Apache Storm Component Guide
Also available as:
PDF
loading table of contents...

Tuple Timestamps and Out of Order Tuples

Window calculations are performed based on the processing timestamp by default. The timestamp tracked in each window is the time when the tuple is processed by the bolt.

Storm can also track windows by source-generated timestamp. This can be useful for processing events based on the time when an event occurs, such as log entries with timestamps.

The following example specifies a source-generated timestamp field. The value for fieldName is retrieved from the incoming tuple, and then considered for use in windowing calculations.

When this option is specified, all tuples are expected to contain the timestamp field. If the timestamp field is not present in the tuple, an exception will be thrown and the topology will terminate. To resolve this issue, remove the erroneous tuple manually from the source (such as Kafka) and restart the topology.

/**
 * Specify the tuple field that represents the timestamp as a long value. If this field
 * is not present in the incoming tuple, an {@link IllegalArgumentException} will be thrown.
 *
 * @param fieldName the name of the field that contains the timestamp
 */
public BaseWindowedBolt withTimestampField(String fieldName)  
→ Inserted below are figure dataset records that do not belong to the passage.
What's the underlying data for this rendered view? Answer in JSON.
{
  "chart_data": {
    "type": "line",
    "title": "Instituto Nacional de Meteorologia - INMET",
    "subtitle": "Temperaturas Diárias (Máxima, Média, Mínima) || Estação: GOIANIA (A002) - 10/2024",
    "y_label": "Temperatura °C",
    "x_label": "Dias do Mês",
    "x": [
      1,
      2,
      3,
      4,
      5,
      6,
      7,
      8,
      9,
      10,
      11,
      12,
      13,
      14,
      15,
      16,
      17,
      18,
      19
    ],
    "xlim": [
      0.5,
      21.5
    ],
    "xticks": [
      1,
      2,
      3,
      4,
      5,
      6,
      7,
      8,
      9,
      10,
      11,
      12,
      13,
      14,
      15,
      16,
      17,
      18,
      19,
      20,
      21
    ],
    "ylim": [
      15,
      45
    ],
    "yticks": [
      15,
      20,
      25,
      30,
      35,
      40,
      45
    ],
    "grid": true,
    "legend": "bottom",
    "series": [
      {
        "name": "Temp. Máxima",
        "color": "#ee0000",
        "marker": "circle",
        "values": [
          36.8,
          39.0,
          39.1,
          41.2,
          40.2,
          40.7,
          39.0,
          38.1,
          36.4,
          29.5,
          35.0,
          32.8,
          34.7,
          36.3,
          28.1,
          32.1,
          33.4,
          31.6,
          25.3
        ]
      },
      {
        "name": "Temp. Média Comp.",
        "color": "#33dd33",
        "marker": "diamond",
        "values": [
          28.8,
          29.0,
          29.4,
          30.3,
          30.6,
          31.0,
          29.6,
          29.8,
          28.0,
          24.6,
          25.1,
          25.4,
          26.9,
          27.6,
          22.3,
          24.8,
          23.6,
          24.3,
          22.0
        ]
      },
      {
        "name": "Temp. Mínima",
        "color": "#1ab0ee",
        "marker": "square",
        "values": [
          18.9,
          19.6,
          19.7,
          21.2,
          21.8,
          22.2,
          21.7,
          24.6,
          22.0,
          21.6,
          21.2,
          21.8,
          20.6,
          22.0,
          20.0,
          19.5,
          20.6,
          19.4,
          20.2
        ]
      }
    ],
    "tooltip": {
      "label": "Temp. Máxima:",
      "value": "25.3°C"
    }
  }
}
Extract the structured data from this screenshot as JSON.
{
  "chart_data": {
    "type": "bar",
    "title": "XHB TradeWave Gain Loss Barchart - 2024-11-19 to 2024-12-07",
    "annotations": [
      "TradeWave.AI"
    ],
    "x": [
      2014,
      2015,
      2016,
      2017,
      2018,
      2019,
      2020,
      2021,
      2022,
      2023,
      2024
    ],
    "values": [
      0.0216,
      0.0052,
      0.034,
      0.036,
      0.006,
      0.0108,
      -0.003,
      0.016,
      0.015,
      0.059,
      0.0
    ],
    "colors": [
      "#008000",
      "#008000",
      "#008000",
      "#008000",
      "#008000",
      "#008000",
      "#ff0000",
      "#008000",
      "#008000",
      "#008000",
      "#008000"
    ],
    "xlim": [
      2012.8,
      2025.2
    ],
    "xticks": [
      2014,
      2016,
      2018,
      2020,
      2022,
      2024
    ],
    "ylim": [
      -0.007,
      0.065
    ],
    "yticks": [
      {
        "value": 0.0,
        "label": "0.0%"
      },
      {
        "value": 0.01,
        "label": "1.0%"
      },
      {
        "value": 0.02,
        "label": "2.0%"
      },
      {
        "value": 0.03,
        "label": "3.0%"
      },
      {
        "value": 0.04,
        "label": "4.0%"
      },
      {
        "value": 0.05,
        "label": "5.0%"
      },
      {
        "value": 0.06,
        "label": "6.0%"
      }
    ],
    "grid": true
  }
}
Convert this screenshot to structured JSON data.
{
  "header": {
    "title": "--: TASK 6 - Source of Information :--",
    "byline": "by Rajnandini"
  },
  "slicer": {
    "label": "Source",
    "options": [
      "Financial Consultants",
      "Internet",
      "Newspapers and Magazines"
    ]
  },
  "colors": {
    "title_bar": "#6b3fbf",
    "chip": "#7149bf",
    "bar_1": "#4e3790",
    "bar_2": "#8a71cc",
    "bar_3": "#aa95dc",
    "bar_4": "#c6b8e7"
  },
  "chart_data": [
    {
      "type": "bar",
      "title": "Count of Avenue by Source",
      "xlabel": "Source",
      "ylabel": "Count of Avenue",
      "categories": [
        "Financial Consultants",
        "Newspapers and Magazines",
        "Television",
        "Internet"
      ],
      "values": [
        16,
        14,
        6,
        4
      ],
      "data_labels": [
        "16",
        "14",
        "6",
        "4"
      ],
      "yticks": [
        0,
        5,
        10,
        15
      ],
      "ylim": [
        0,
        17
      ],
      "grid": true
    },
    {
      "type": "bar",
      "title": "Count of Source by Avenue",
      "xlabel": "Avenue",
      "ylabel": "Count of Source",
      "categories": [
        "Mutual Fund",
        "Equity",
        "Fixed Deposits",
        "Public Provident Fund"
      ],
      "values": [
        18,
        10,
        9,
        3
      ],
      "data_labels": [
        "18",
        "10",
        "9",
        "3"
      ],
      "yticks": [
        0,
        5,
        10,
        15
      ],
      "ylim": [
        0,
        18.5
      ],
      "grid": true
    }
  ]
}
In addition to timestamp field, you can specify a time lag parameter that indicates the maximum time limit for tuples with out-of-order timestamps:

/**
 * Specify the maximum time lag of the tuple timestamp in millis. The tuple timestamps
 * cannot be out of order by more than this amount.
 *
 * @param duration the max lag duration
 */
public BaseWindowedBolt withLag(Duration duration)

For example, if the lag is 5 seconds and tuple t1 arrives with timestamp 06:00:05, no tuples can arrive with tuple timestamp earlier than 06:00:00. If a tuple arrives with timestamp 05:59:59 after t1 and the window has moved past t1, the tuple will be treated as a late tuple and will not be processed; late tuples are ignored and are logged in the worker log files at the INFO level.